The Trap of Certainty
There are a ton of pressing topics right now — important for your family and wealth in the next 5-10 years — where no certainty can be had, but require you to lay the ground work now.
Will BRICS replace the current US-based hegemony? Will there be bank failures in the next financial crisis? Will your country’s policies shift dramatically in the next five years?
The social media and news space has a non-ending buzz of what the influencers and “experts” predicting what will happen. The result? People getting pulled into extremes and certainty of a particular outcome.
The problem isn’t having beliefs or conviction of an outcome. The problem is letting those beliefs dictate all your actions.
The BRICS Example
Take BRICS. It’s a formidable force — 56% of the world’s population, 44% of global GDP. When that many countries are exploring alternatives, it means the current arrangement isn’t serving them, even if it’s still in use.
Some people are certain BRICS will reshape the global economic and financial order. Others are certain it will collapse under its own contradictions and internal conflicts.
I can make arguments on both sides, with endless scenarios that could play out. I do have conviction in what I think is most likely going to happen…
BUT I don’t bet on my family’s future on getting this right.
Here’s what I’m doing action-wise:
I’m studying Brazil from the inside while living here. I’ve friends and business associates in many of the BRICS+ countries. My financial hub is still primarily in the U.S., because it has great financial infrastructure and largely unbeatable credit cards.
My investment portfolio has BRICS exposure but it is a fairly small position.
If I’m right about BRICS in 3-5 years, great. My portfolio will grow tremendously. If I’m wrong, business as usual with my US-based assets.
That’s the point. My beliefs and my actions are separate things.
The Risk of Overcommitment
I see families continuing to ignore the changing times. They stay committed to where they live and work. They never plan to move.
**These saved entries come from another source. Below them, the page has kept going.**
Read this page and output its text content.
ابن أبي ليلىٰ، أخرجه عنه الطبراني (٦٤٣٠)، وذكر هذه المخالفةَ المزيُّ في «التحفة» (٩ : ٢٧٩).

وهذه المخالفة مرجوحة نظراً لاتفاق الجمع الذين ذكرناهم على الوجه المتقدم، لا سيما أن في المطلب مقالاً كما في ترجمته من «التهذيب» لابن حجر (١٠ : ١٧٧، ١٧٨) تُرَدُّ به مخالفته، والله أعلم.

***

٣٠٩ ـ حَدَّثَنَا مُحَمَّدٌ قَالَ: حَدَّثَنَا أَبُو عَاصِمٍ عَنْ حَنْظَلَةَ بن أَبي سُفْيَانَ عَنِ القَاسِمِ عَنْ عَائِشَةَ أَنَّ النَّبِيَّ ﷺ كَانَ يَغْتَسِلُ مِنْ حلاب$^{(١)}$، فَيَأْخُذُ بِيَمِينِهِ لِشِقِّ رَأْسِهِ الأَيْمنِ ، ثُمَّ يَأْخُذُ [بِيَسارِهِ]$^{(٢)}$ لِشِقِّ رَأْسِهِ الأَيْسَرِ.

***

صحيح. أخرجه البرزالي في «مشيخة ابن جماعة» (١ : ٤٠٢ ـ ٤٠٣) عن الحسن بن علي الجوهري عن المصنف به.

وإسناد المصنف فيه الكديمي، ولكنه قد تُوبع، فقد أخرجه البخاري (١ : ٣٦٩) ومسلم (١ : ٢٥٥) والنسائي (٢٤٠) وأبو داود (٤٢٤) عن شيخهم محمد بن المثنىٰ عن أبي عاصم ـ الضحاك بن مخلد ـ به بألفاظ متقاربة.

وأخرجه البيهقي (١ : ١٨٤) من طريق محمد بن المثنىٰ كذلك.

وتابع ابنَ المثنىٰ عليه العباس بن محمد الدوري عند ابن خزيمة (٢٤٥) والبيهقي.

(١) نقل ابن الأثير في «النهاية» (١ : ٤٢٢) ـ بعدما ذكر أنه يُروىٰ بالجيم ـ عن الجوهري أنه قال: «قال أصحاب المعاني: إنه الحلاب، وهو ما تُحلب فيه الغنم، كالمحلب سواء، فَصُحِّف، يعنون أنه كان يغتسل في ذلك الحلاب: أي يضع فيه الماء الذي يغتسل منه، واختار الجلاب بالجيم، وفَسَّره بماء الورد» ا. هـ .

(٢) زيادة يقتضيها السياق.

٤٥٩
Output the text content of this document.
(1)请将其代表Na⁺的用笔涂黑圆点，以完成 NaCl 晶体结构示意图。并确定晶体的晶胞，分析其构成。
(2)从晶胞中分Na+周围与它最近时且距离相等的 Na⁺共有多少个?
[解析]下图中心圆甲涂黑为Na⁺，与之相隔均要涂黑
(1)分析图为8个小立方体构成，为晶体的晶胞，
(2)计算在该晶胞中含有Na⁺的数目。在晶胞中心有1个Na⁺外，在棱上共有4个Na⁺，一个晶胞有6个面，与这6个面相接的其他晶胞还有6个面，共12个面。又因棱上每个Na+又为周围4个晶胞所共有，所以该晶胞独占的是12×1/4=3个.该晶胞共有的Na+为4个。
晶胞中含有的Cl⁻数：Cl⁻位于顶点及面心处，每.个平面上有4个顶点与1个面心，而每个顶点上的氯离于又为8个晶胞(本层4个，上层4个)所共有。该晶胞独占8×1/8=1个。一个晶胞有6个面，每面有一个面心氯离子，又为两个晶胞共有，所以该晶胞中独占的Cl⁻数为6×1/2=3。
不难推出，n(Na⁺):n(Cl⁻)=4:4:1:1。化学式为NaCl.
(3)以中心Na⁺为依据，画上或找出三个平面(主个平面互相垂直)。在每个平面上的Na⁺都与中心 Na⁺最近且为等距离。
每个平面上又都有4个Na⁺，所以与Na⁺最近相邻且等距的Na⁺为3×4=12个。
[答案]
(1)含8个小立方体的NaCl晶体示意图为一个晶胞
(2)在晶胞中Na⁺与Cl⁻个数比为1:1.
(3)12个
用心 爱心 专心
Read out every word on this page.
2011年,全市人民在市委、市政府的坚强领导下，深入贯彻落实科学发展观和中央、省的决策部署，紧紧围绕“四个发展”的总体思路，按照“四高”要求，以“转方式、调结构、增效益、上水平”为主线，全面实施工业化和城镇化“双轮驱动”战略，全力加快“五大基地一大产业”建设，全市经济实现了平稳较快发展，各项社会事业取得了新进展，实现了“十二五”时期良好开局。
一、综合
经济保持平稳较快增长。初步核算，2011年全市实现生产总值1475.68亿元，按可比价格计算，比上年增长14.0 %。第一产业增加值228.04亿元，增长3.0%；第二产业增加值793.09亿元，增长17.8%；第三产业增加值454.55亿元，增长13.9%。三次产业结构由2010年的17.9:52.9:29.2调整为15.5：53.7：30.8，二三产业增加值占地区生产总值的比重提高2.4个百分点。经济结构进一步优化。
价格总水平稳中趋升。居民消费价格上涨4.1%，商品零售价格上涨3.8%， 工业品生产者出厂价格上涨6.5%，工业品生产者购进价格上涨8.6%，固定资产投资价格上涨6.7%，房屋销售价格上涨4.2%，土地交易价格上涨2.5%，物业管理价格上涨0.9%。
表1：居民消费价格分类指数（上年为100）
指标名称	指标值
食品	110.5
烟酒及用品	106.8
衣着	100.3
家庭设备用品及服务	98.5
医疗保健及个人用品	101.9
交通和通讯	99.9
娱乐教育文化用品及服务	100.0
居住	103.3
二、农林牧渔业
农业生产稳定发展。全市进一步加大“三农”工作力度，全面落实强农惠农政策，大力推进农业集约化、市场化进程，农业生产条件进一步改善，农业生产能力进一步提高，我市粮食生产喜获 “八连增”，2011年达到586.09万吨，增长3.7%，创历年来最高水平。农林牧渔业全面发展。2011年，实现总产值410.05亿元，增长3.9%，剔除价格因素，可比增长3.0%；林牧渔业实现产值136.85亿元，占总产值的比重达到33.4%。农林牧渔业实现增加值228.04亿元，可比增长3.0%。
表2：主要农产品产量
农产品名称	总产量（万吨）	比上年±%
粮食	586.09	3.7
They keep all their wealth in one country or bank, all their income from their employment, all their legal status tied to their home country.
They commit to believing that they view of the world is what is going to happen, and their actions reflects so.
Some of my friends in Canada will likely never move out of the country, despite believing it’ll turn around yet complain about how the country is going down hill.
My point is…
You can have all-in beliefs. You can have unbeatable conviction of an investment thesis. You can commit capital, time and physical presence based on your beliefs.
However, “oops” doesn’t cut it if your family’s wealth disappears because it’s all in one bank account. Or gets inflated away because of monetary policy you didn’t see coming. Or becomes inaccessible because of capital controls in a crisis.
Don’t bet your family’s future on you getting it 100% right.
How the Best Strategists Think
From military strategists to top financial traders, they operate the same way: they have a thesis and hedges in place should things not go their way.
Battle plans are drawn with contingencies. No general assumes everything will go according to plan.
The same applies to planning for your family.
You don’t have to believe you’ll need to call on your Plan B. You don’t have to believe BRICS will or won’t work. You don’t have to predict which banks will fail or which currencies will hold value.
But what if the unexpected outcome happens?
What if you need your Plan B and you haven’t built one? What if you held only dollars with no way to move your money into another currency? What if you stayed in one country because you were certain things would never change, and then they did?
Actions Without Certainty
Here are examples of what separating belief from action looks like in practice:
- If the topic is currency and monetary systems: Open remote bank accounts to hold a portion of your savings in different currencies. You’re not abandoning your belief in the US dollar — you’re just not betting your entire family’s liquidity on it.
- If the topic is geopolitical shifts: Visit a place and explore a potential Plan B. You’re not moving tomorrow. You’re just building on the ground experience in case your primary location becomes less viable.
- If the topic is economic stability: Diversify or add income streams across geographies. You’re not saying your current income will disappear — you’re just not making it your only source.
The general principle: Think of important decisions that will affect your family. Examine if there’s a chance things don’t go the way you imagine, with significant consequences. Then place a small hedge on the other side.
The smartest people I know — wealthy, successful, experienced — never put their families in a position where they have to be right. They position themselves to capture opportunities if their thesis plays out. And they have alternatives ready if it doesn’t.
Start Small
You don’t need to overhaul your entire life today.
Just ask yourself: What’s one belief I’m operating on that — if I’m wrong — would seriously impact my family?
Then take one small action to hedge it.
Open an account in a different jurisdiction. Visit a second location. Explore an alternative income stream. Learn about residency options in another country.
For example, Mexican temporary residency can be obtained in a single 30-minute appointment — one of the easiest geographical and political hedges you can put in place.
You’re not abandoning your beliefs. You’re just refusing to let your family’s future depend on you being perfectly right about an uncertain world.
That’s not paranoia. That’s strategy.